CPT code 43264 is a medical billing code used for the procedure of removing duct stones during an endoscopic retrograde cholangiopancreatography (ERCP).
CPT code 43264 is used to describe the procedure of endoscopic retrograde cholangiopancreatography (ERCP) specifically for the removal of duct calculi, or stones, from the bile duct. This procedure involves the use of an endoscope to access the bile duct and extract any obstructive stones, helping to alleviate blockages and restore normal bile flow.
When using CPT code 43264 for ERCP to remove duct calculi, several modifiers may be applicable depending on the specific circumstances of the procedure. Below is a list of potential modifiers and the reasons for their use:
1. Modifier 22 - Increased Procedural Services
- Use this modifier if the procedure required significantly more work than typically required. This could be due to unusual anatomy, extensive adhesions, or other complicating factors.
2. Modifier 51 - Multiple Procedures
- Apply this modifier if multiple procedures were performed during the same session. This indicates that more than one procedure was carried out, which may affect reimbursement.

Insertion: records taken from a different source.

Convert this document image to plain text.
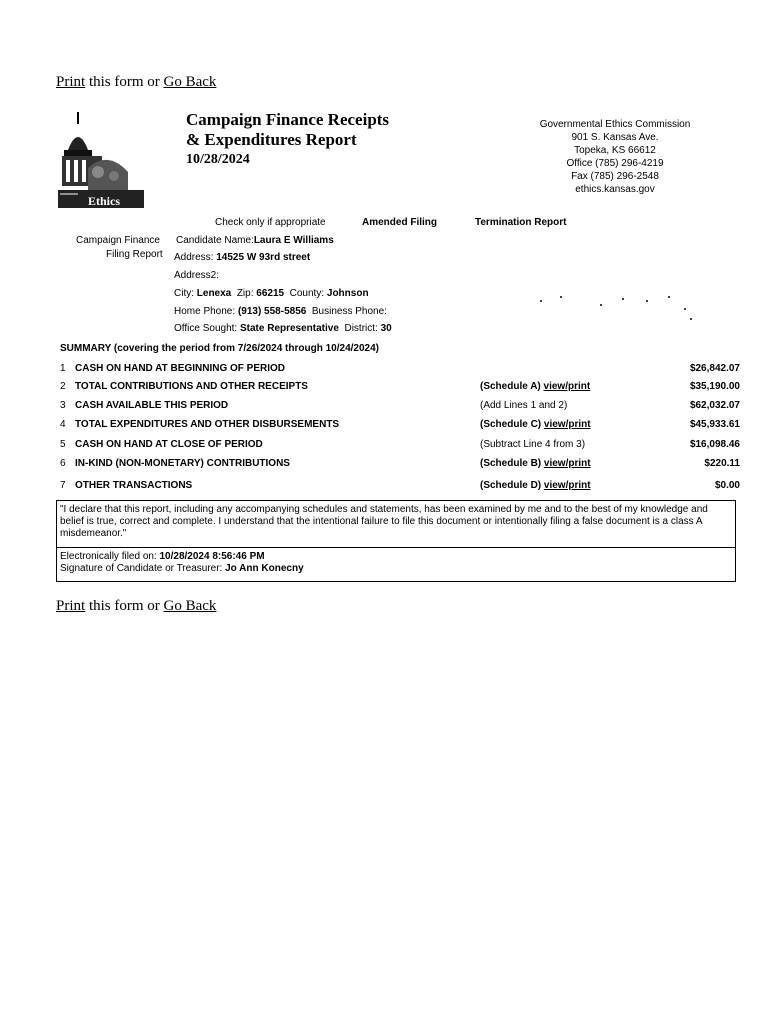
Print this form or Go Back
Ethics
Campaign Finance Receipts
& Expenditures Report
10/28/2024
Governmental Ethics Commission
901 S. Kansas Ave.
Topeka, KS 66612
Office (785) 296-4219
Fax (785) 296-2548
ethics.kansas.gov
Check only if appropriate	Amended Filing	Termination Report
Campaign Finance
Filing Report
Candidate Name:Laura E Williams
Address: 14525 W 93rd street
Address2:
City: Lenexa Zip: 66215 County: Johnson
Home Phone: (913) 558-5856 Business Phone:
Office Sought: State Representative District: 30
SUMMARY (covering the period from 7/26/2024 through 10/24/2024)
1 CASH ON HAND AT BEGINNING OF PERIOD	$26,842.07
2 TOTAL CONTRIBUTIONS AND OTHER RECEIPTS	(Schedule A) view/print	$35,190.00
3 CASH AVAILABLE THIS PERIOD	(Add Lines 1 and 2)	$62,032.07
4 TOTAL EXPENDITURES AND OTHER DISBURSEMENTS	(Schedule C) view/print	$45,933.61
5 CASH ON HAND AT CLOSE OF PERIOD	(Subtract Line 4 from 3)	$16,098.46
6 IN-KIND (NON-MONETARY) CONTRIBUTIONS	(Schedule B) view/print	$220.11
7 OTHER TRANSACTIONS	(Schedule D) view/print	$0.00
"I declare that this report, including any accompanying schedules and statements, has been examined by me and to the best of my knowledge and belief is true, correct and complete. I understand that the intentional failure to file this document or intentionally filing a false document is a class A misdemeanor."
Electronically filed on: 10/28/2024 8:56:46 PM
Signature of Candidate or Treasurer: Jo Ann Konecny
Print this form or Go Back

3. Modifier 52 - Reduced Services
- Use this modifier if the procedure was partially reduced or eliminated at the physician's discretion. This could occur if the procedure was started but not completed due to patient safety concerns or other factors.

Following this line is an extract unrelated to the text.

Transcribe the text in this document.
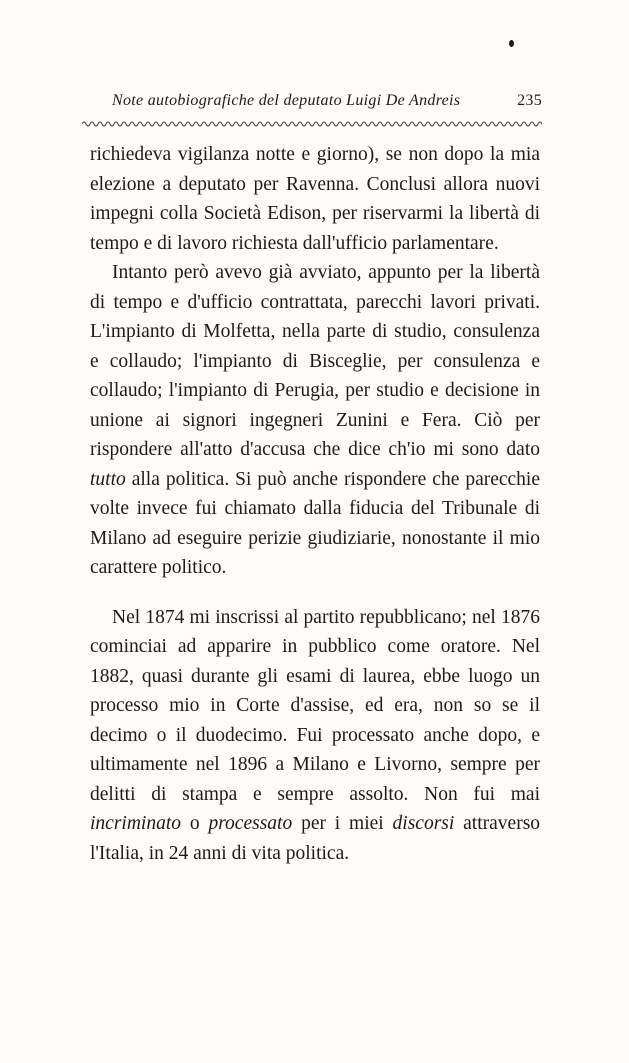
Note autobiografiche del deputato Luigi De Andreis	235

richiedeva vigilanza notte e giorno), se non dopo la mia elezione a deputato per Ravenna. Conclusi allora nuovi impegni colla Società Edison, per riservarmi la libertà di tempo e di lavoro richiesta dall'ufficio parlamentare.

Intanto però avevo già avviato, appunto per la libertà di tempo e d'ufficio contrattata, parecchi lavori privati. L'impianto di Molfetta, nella parte di studio, consulenza e collaudo; l'impianto di Bisceglie, per consulenza e collaudo; l'impianto di Perugia, per studio e decisione in unione ai signori ingegneri Zunini e Fera. Ciò per rispondere all'atto d'accusa che dice ch'io mi sono dato tutto alla politica. Si può anche rispondere che parecchie volte invece fui chiamato dalla fiducia del Tribunale di Milano ad eseguire perizie giudiziarie, nonostante il mio carattere politico.

Nel 1874 mi inscrissi al partito repubblicano; nel 1876 cominciai ad apparire in pubblico come oratore. Nel 1882, quasi durante gli esami di laurea, ebbe luogo un processo mio in Corte d'assise, ed era, non so se il decimo o il duodecimo. Fui processato anche dopo, e ultimamente nel 1896 a Milano e Livorno, sempre per delitti di stampa e sempre assolto. Non fui mai incriminato o processato per i miei discorsi attraverso l'Italia, in 24 anni di vita politica.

4. Modifier 53 - Discontinued Procedure
- Apply this modifier if the procedure was discontinued due to extenuating circumstances or those that threaten the well-being of the patient.
5. Modifier 59 - Distinct Procedural Service
- Use this modifier to indicate that a procedure or service was distinct or independent from other services performed on the same day. This is often used to bypass National Correct Coding Initiative (NCCI) edits.
6. Modifier 76 - Repeat Procedure or Service by Same Physician or Other Qualified Health Care Professional
- Apply this modifier if the same procedure was repeated by the same physician or other qualified healthcare professional.
7. Modifier 77 - Repeat Procedure by Another Physician or Other Qualified Health Care Professional
- Use this modifier if the same procedure was repeated by a different physician or other qualified healthcare professional.
8. Modifier 78 - Unplanned Return to the Operating/Procedure Room by the Same Physician Following Initial Procedure for a Related Procedure During the Postoperative Period
- Apply this modifier if the patient had to return to the operating room for a related procedure during the postoperative period.
9. Modifier 79 - Unrelated Procedure or Service by the Same Physician During the Postoperative Period
- Use this modifier if an unrelated procedure was performed by the same physician during the postoperative period of the initial procedure.
10. Modifier 80 - Assistant Surgeon
- Apply this modifier if an assistant surgeon was required during the procedure.
11. Modifier 81 - Minimum Assistant Surgeon
- Use this modifier if a minimum assistant surgeon was required during the procedure.
12. Modifier 82 - Assistant Surgeon (when qualified resident surgeon not available)
- Apply this modifier if an assistant surgeon was required because a qualified resident surgeon was not available.
13. Modifier AS - Physician Assistant, Nurse Practitioner, or Clinical Nurse Specialist Services for Assistant at Surgery
- Use this modifier if a physician assistant, nurse practitioner, or clinical nurse specialist assisted in the surgery.
These modifiers help provide additional information about the circumstances of the procedure, which can affect billing and reimbursement. Always ensure that the use of modifiers is supported by appropriate documentation in the patient's medical record.
CPT code 43264 is reimbursed by Medicare. The code is listed on the Medicare Physician Fee Schedule (MPFS), which indicates that it is a covered service. However, reimbursement may vary depending on factors such as the specific Medicare Administrative Contractor (MAC) for the provider's region, medical necessity documentation, and any applicable local coverage determinations (LCDs) or national coverage determinations (NCDs).